I've built a page that runs an admin task on a background thread using QueueBackgroundWorkItem. After queueing the task, the page begins polling a Page Method to check whether the task has completed. But I think my strategy for communicating from the worker thread to the status request threads is flawed.
To communicate accross threads, I'm using an object in session state in StateServer mode. It seemed to work in all my initial local testing, but that was using InProc session state. Once we got it on the server, it started appearing to hang - polling forever without ever getting a status update. Here is the code:
//Object for communicating across threads
[Serializable]
public class BackgroundTaskStatus
{
public enum BackgroundTaskStatusType
{
None=0,
Pending=1,
Started=2,
Error=3,
Complete=4
}
public BackgroundTaskStatusType Status { get; set; }
public string Message { get; set; }
}
//Class containing a reference to the Session State and
//contains the task for QueueBackgroundWorkItem
public class LocationSiteToolProcessor
{
public static string CopyingStatusKey = "LST_CopyingStatus";
private HttpSessionState _session;
public LocationSiteToolProcessor(HttpSessionState session)
{
_session = session;
}
public void CopyPage(string relativeUrl, bool overwrite, bool subPages, CancellationToken cancellationToken)
{
if(_session[CopyingStatusKey] == null || !(_session[CopyingStatusKey] is BackgroundTaskStatus))
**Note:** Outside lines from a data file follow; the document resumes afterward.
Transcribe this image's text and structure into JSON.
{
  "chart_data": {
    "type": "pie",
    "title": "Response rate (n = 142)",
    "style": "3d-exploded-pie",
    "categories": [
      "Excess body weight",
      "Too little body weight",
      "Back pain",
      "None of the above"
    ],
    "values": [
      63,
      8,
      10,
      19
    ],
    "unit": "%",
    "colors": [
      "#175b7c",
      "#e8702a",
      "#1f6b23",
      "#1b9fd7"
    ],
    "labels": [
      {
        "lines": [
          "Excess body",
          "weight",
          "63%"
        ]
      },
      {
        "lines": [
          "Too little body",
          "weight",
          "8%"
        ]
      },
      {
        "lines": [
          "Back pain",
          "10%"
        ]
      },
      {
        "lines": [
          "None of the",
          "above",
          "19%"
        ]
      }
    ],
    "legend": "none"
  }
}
_session[CopyingStatusKey] = new BackgroundTaskStatus();
BackgroundTaskStatus taskStatus = _session[CopyingStatusKey] as BackgroundTaskStatus;
taskStatus.Status = BackgroundTaskStatus.BackgroundTaskStatusType.Started;
try
{
DateTime start = DateTime.Now;
ElevateToWebAdmin();
var pages = LocationSiteRepository.CopyTemplatePage(relativeUrl, overwrite, subPages);
TimeSpan duration = DateTime.Now - start;
taskStatus.Message = (pages != null ? String.Format("Page copied successfully.") : String.Format("No pages were copied.")) +
" Time elapsed: " + duration.ToString("g");
taskStatus.Status = BackgroundTaskStatus.BackgroundTaskStatusType.Complete;
}
catch (Exception ex)
{
taskStatus.Message = ex.ToString();
taskStatus.Status = BackgroundTaskStatus.BackgroundTaskStatusType.Error;
}
}
}
//Code that kicks off the background thread
Session[LocationSiteToolProcessor.CopyingStatusKey] = new BackgroundTaskStatus() { Status = BackgroundTaskStatus.BackgroundTaskStatusType.Pending };
LocationSiteToolProcessor processor = new LocationSiteToolProcessor(Session);
HostingEnvironment.QueueBackgroundWorkItem(c => processor.CopyPage(relativeUrl, overwrite, subPages, c));
//Page Method to support client side status polling
[System.Web.Services.WebMethod(true)]
public static BackgroundTaskStatus GetStatus()
{
//(Modified for brevity)
BackgroundTaskStatus taskStatus = HttpContext.Current.Session[LocationSiteToolProcessor.CopyingStatusKey] as BackgroundTaskStatus;
return taskStatus;
}
I've attached the debugger and what I've observed is the background thread sets the Status property of the BackgroundTaskStatus in the session, but when the subsequent status polling requests read that object from session, the property value is unchanged. They seem to be operating on two different copies of the session object.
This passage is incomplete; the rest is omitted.